A joint mobilization influences neural pathways as well as mobility of the capsule. While a mobilization of Grade IV likely influences the neural pathways at any position, if the joint capsule is only minimally hypomobile in the position you are mobilizing, then you may only have a minimal effect.
Let’s put this into action and think about a patient case. Your patient is lacking shoulder internal rotation and you made initial gains with posterior joint mobilization in 90 degrees of abduction. Now there has been a plateau. What can you do? One thing you can consider is progressing the tension of the posterior capsule. You could accomplish this by placing the shoulder in either internal rotation or increasing to neutral horizontal adduction. I most often choose neutral horizontal adduction. It is a comfortable position for me as well as for the patient.

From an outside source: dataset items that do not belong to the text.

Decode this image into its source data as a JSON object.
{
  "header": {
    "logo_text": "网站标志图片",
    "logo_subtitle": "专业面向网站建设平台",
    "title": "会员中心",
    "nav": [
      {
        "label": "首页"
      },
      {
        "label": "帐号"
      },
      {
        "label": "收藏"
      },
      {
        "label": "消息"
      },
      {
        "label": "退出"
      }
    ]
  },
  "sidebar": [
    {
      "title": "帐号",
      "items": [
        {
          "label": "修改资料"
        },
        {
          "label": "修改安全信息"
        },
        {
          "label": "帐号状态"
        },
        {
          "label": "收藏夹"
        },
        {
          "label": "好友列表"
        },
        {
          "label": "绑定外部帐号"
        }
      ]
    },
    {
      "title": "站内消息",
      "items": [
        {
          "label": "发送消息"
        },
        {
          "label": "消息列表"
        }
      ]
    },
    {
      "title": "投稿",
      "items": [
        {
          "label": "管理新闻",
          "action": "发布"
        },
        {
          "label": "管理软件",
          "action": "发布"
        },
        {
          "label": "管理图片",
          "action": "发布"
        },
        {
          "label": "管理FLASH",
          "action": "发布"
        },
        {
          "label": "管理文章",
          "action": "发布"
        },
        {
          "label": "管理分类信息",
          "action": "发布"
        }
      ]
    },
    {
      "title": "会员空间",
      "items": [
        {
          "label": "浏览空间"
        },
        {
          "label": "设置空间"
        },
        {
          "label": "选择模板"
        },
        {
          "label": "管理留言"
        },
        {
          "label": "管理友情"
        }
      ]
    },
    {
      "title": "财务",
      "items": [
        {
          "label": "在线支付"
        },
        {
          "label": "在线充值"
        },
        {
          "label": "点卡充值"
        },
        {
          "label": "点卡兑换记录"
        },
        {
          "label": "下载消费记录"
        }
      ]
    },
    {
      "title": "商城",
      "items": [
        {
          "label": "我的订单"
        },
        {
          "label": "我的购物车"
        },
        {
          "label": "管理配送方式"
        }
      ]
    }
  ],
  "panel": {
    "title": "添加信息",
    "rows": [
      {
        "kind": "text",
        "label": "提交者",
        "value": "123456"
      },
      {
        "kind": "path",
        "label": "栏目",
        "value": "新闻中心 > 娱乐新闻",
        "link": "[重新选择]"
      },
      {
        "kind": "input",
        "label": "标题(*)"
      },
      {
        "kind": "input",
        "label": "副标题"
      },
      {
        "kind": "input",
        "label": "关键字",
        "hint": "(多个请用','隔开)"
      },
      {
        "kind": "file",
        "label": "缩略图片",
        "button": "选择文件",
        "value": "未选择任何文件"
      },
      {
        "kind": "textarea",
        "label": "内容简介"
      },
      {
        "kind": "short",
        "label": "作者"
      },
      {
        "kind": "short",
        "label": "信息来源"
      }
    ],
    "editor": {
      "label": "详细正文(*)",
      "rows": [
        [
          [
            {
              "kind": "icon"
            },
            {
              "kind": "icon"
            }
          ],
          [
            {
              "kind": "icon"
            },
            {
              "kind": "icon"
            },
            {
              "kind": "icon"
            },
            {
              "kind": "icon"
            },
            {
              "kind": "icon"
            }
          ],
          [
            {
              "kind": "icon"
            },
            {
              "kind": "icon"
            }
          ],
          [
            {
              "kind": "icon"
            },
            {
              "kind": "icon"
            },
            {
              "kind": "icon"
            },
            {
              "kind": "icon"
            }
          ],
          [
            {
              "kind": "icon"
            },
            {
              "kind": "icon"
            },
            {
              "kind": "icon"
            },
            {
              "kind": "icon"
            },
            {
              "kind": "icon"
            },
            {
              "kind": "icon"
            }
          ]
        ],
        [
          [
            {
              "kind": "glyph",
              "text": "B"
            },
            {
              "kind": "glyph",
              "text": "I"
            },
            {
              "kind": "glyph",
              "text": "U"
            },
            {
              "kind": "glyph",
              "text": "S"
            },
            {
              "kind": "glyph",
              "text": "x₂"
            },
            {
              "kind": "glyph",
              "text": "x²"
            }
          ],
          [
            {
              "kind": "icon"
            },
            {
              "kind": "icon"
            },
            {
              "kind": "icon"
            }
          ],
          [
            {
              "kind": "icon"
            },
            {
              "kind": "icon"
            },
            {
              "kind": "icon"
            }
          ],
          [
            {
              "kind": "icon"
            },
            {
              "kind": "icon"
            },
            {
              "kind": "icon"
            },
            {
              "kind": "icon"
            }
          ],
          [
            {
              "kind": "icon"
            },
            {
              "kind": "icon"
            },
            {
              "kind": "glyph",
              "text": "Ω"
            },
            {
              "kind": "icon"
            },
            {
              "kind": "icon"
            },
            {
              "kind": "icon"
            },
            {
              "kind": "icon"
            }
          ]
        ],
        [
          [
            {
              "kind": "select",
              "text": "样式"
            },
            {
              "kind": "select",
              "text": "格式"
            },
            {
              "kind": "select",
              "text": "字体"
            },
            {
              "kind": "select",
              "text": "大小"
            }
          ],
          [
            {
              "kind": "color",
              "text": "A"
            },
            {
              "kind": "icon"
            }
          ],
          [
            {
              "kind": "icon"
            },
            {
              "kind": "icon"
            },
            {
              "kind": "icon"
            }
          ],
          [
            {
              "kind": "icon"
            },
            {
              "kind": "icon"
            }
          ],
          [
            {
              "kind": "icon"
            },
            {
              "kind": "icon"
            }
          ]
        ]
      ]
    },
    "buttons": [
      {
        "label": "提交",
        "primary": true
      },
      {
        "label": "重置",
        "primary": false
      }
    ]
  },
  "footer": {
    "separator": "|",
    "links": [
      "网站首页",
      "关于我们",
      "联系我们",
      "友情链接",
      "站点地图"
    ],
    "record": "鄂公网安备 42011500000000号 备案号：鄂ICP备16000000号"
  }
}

I do have a caution when you try this with a patient. Make sure to ask the patient where they are feeling the mobilization. If they state they are feeling it anteriorly then they are experiencing an impingement-type symptom and you need to reduce the amount of horizontal adduction or work on anterior soft tissue prior to proceeding.
You can use this with any joint in the body. Need to increase ankle dorsiflexion? Dorsiflex the ankle and then perform talocrural posterior mobilizations. Knee flexion plateauing? Check and treat the inferior glide of the patellofemoral joint with the knee flexed!
This is such a simple and straight forward concept, but often missed in treatment. Make this small change in your practice today and see immediate gains in your patients.